The "energy, being & mindset" of feeding the wolf
The people in the first group, feeding the good gracious wolf, lean into the mindset of looking forward, learning, and being grateful for the education and "gifts" of the experience. They're generally being open, curious, humble, and even courageous. The energy created from this mindset and way of being is expansive, positive, productive, and positively contagious. It tends to create more and more of the same type of energy. The more this individual holds this mindset and energy, the more he feeds the wolf who is devoted to creating more and more of the same. From this comes positive behaviors to support the mindset, and thus more positive energy. The cycle goes on. (All of this supports the cycle you've heard me discuss of "believe, be, do, have" which asserts that what we believe impacts who we "be", impacts what we do, which impacts what results we have.)

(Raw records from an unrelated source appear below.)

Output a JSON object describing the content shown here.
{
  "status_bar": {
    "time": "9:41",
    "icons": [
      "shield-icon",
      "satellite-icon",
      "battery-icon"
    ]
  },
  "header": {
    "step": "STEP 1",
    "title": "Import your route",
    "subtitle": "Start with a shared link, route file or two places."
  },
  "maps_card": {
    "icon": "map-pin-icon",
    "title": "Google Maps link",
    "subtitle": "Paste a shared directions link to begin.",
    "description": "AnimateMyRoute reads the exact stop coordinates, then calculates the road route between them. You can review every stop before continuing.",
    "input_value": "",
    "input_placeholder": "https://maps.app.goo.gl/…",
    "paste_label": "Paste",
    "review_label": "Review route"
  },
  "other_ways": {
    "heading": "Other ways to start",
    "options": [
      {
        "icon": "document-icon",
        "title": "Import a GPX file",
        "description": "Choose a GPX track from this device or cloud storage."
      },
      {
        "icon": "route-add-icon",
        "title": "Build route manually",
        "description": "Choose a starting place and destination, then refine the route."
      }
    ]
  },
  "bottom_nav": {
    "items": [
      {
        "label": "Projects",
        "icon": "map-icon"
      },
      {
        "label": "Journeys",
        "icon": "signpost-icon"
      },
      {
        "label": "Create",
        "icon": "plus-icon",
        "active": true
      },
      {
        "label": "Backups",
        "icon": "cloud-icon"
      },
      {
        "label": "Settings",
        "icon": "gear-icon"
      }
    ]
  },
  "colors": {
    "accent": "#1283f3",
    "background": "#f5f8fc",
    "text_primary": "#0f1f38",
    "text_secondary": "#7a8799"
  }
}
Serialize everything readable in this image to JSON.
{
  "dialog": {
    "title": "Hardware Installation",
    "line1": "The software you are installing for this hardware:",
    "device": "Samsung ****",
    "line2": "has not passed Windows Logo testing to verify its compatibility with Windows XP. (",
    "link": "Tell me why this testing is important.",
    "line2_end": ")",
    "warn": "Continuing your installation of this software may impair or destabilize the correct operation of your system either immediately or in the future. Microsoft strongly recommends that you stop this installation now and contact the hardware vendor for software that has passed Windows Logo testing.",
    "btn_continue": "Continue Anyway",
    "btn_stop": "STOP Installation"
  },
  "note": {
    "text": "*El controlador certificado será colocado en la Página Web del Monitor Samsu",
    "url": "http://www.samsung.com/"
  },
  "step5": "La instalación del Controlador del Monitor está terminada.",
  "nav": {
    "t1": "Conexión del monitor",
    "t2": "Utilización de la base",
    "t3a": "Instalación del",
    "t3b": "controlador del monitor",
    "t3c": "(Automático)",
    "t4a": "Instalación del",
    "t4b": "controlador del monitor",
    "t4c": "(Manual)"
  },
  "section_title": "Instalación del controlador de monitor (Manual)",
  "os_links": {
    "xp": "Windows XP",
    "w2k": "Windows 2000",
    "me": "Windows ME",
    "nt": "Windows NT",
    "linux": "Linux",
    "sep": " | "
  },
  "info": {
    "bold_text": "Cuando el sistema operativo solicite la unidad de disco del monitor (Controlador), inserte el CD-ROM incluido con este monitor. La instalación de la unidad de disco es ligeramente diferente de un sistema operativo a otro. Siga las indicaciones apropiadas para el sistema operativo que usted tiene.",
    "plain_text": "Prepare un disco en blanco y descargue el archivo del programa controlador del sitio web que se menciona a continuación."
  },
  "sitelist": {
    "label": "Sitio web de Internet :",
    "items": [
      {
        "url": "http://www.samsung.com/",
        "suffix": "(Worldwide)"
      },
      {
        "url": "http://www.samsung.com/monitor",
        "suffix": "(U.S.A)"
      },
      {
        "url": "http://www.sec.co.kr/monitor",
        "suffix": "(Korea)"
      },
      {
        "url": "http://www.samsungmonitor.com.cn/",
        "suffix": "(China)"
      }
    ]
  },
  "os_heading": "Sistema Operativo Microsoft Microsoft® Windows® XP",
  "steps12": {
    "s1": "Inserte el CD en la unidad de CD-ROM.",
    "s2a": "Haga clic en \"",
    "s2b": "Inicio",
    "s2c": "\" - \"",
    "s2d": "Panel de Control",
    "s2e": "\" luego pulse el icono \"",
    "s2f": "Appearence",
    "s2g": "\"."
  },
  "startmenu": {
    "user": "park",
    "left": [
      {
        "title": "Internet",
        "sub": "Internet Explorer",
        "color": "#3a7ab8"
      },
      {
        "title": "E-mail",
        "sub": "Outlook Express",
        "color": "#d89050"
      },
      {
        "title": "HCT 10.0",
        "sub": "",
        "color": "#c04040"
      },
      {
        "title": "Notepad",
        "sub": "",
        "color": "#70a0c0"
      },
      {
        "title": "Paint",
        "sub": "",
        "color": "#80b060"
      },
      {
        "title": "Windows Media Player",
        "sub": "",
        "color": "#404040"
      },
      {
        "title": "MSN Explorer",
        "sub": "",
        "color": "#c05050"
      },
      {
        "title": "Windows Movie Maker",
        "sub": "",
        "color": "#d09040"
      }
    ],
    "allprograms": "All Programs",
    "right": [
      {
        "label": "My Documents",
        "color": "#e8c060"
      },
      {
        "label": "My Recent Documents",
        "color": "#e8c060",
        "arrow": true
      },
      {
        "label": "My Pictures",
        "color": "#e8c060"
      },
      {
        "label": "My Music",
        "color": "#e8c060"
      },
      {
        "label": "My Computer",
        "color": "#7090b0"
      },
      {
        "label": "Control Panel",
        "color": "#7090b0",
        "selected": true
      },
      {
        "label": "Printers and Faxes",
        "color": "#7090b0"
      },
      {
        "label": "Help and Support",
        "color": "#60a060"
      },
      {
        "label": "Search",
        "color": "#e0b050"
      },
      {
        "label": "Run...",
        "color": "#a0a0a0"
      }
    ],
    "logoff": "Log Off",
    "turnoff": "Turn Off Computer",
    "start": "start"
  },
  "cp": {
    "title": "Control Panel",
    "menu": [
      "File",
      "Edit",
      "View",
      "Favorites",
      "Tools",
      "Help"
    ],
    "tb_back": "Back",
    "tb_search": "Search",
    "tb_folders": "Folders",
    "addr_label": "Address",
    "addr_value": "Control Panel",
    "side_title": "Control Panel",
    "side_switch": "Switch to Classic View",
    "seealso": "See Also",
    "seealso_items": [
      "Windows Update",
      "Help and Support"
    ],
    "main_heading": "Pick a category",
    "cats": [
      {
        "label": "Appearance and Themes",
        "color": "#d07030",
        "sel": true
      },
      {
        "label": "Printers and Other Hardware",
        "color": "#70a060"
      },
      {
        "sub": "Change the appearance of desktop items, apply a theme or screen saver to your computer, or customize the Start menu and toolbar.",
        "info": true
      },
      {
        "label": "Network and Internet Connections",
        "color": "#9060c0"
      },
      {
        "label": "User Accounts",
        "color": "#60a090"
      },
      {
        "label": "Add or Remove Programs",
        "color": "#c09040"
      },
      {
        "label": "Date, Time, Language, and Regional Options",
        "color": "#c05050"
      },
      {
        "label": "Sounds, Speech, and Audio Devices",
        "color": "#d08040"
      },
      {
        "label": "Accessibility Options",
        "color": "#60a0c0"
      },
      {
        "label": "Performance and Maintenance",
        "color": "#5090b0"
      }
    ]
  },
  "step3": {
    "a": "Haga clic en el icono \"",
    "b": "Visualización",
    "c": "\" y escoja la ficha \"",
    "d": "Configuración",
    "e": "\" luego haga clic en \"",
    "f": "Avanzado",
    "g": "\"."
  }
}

On the flip side, feeding the big bad wolf will create the mindset that is rank with blame, abdication, isolation, and darkness. One feeding this wolf may generally be closed, ego driven, all knowing, and likely insecure (though they'd never have you know this.) The energy created from this mindset and way of being is tight, low, dark, and heavy, and unfortunately, it too, is contagious and has the ability to create more of the same. Once this energy starts to spread, other "wolves" are activated and other situations, which may have not been so bad in the first place, will seem even direr. The learning, and changes if any, from the original incident, are less likely to sustain themselves. This poor - likely very tired - wolf. The impact of this wolf is likely hard on the people around the person, but truly, it is the person feeding the wolf who suffers the most.
Even when it's difficult, we do have the ability to consciously choose which wolf we're going to feed. It can be a conscious choice, though often goes unconscious without this intention. While it may not feel like it in the moment, if we take a pause to give full permission to experience the emotion we're having, we can then manage that emotion and decide what to do with it. We can choose which wolf to feed. In this case, the individual who chooses to feed the good wolf; the wolf that will help her pull learning, come from grace and gratitude, and move forward productively and peacefully, is more likely to create a productive, positive and sustainable result from the event at hand. This is the art of giving oneself full permission for emotional authenticity while practicing self-management, a necessary leadership quality (which is another article in itself.)